Она все это говорила, а он молчал. Слушал. Взрослый мужчина, мог послать ее, схватить за руку, заставить идти за собой. Но он молчал. Дослушал до конца. А когда ее слова кончились, легкая улыбка тронула его губы.

«Ты будешь ждать, – сказал он. – Пока я не вернусь. Это тебе наказание за твою холодность. Но вернусь я не скоро. Ты несколько раз устанешь меня ждать. Потому что только со мной ты узнаешь, что такое настоящая любовь».

И он ушел. Не стал громко хлопать дверью, тихо прикрыл ее за собой. И этот еле слышный щелчок потом еще долго стоял в ее памяти.

Она не поверила. Хмыкнула, решив тут же его забыть. Но проходило время, а она ловила себя на том, что невольно оглядывается в толпе. Не вернулся ли? Долго ли съездить к белым мишкам, залезть в жерло вулкана? Сколько надо времени на подвиги?

Она заводила романы. Специально находила парней не таких, как он. Но все это было не то. Она помнила его поцелуи, его молчание и взгляды. Те, что ее целовали потом, были слишком шумны, много впустую двигались, неправильно на нее смотрели.

Потом она заметила, что ждет. Что больше ни с кем не хочет встречаться, что ей не нужна ее жизнь. Ей нужна его жизнь, чтобы его сердце билось рядом. Он не возвращался. Она раз за разом проходила по тем улицам, по которым они вместе гуляли, заходила в кафе, сидела на лавочках и в кинотеатрах. Его не было.

Она писала письма и звонила по выдуманным ею самой номерам – ведь есть теория вероятности, так вот по ней выходило, что если тыкать пальцем в небо, непременно в конце концов попадешь в нужную звезду. А ее звезда была самой яркой. И чем больше усилий, тем выше шанс встречи.

Она уже давно поняла, что он был прав, что только его любовь была истинной, что она была настоящей. Об этом она и попросила написать на ее могиле. Он вернулся, когда она умерла. Постоял около оградки, прочел еще яркие буквы, закрыл глаза.

Когда говорил, что она будет ждать и никогда не встретит настоящую любовь, сам не верил в это. Но прошла жизнь, и он понял, что любовь, настоящая, была рядом с ним. В этих глазах, в этом худом остром плече, в горбинке на носу. Он постоянно искал чего-то другого. И не нашел. А когда вернулся, было уже поздно. Потому что истинная любовь вот такая, на ошибках, на обмане. И понимаешь ее, только когда теряешь».
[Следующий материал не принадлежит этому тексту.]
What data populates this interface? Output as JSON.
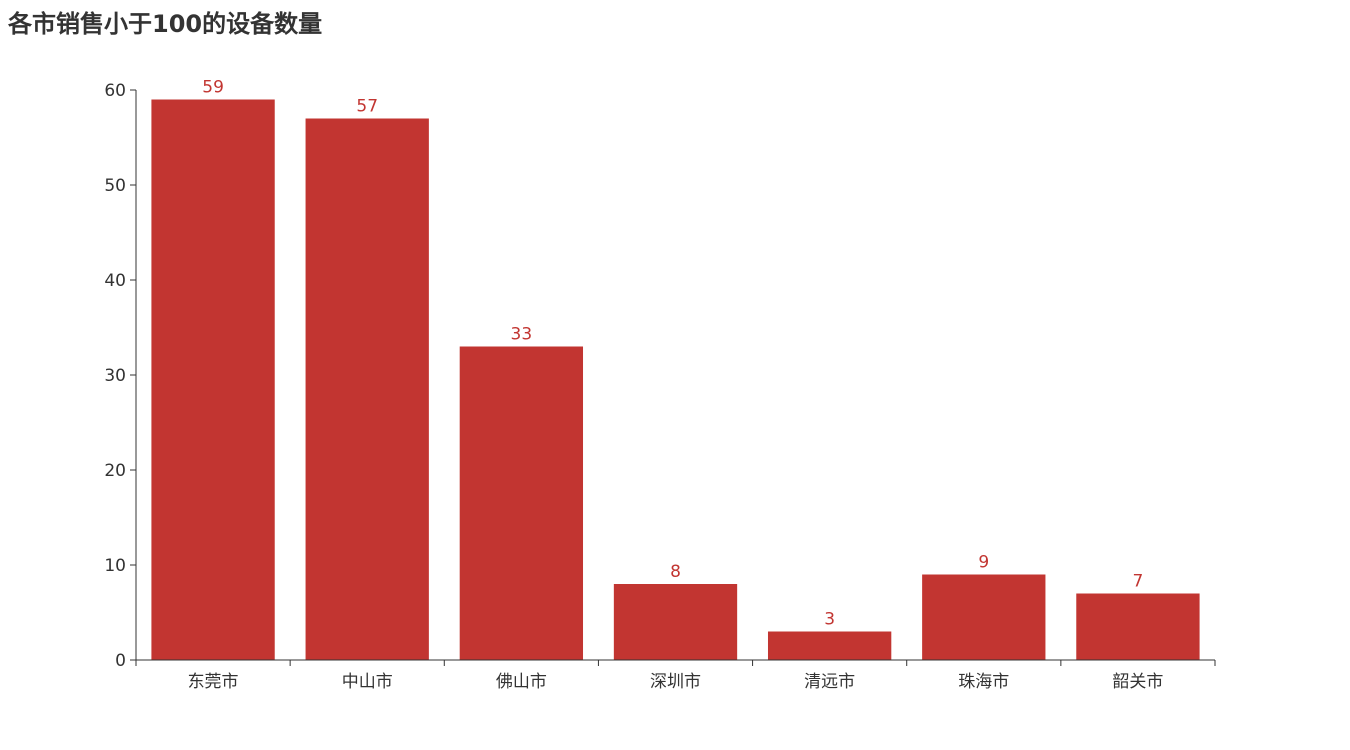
{
  "title": "各市销售小于100的设备数量",
  "colors": {
    "bar": "#c23531",
    "axis": "#333333",
    "text": "#333333"
  },
  "chart_data": {
    "type": "bar",
    "title": "各市销售小于100的设备数量",
    "categories": [
      "东莞市",
      "中山市",
      "佛山市",
      "深圳市",
      "清远市",
      "珠海市",
      "韶关市"
    ],
    "values": [
      59,
      57,
      33,
      8,
      3,
      9,
      7
    ],
    "xlabel": "",
    "ylabel": "",
    "ylim": [
      0,
      60
    ],
    "yticks": [
      0,
      10,
      20,
      30,
      40,
      50,
      60
    ],
    "grid": false,
    "data_labels": true
  }
}
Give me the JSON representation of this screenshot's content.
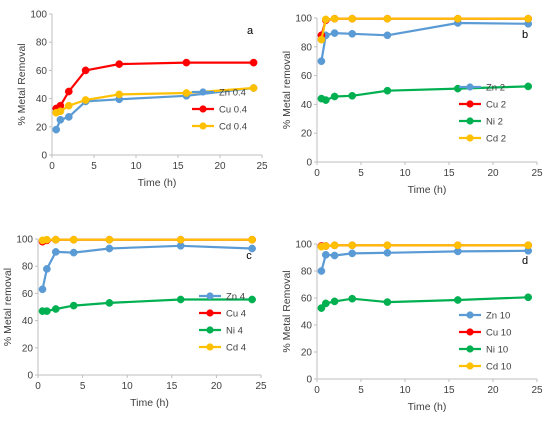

Перед ними был подвесной мост. Перейти его, взять чуть левее – и вон они, скальники, уже видны. Обрывистые склоны. Сползшая земля обнажила каменные уступы.

Валера пошел первым. Тросы натянулись и заскрипели. Следом легкой пушинкой вскочила Катя. Предусмотрительно подхватив Цуцку на руки, Сергеенко подстроилась под шаг приятеля. Мост задергался волнами. Оля поначалу двигалась робко, но у нее за спиной встал Антон, и она выпрямилась. Ира опять оказала последней. Доски под ногой ходили ходуном.

– А давайте раскачиваться! – азартно предложил Валера.

Они с Катей резко ступили правой ногой. Ира успела мысленно крикнуть, что они с ума посходили, как ее бросило на жесткий трос перил. Антон удержал Олю.

Если бы она была не одна!

– И – эх! – Валера с Катей перешагнули налево. Ира съехала на доски и покатилась к левому тросу.

– Постойте! – пыталась докричаться она.

– Еще – раз!

Антон обернулся. Он прижимал к себе Олю, не давая ей упасть, поэтому даже руки Ире протянуть не мог.

Мост дал волну вдоль своей длины и откачнулся в другую сторону.

– Сто-о-ой! – нараспев крикнул Антон, заставляя Валеру посмотреть назад.

Ира мертвой хваткой вцепилась в трос, повиснув на нем всем телом. Проклятый рюкзак тянул вниз, с моста.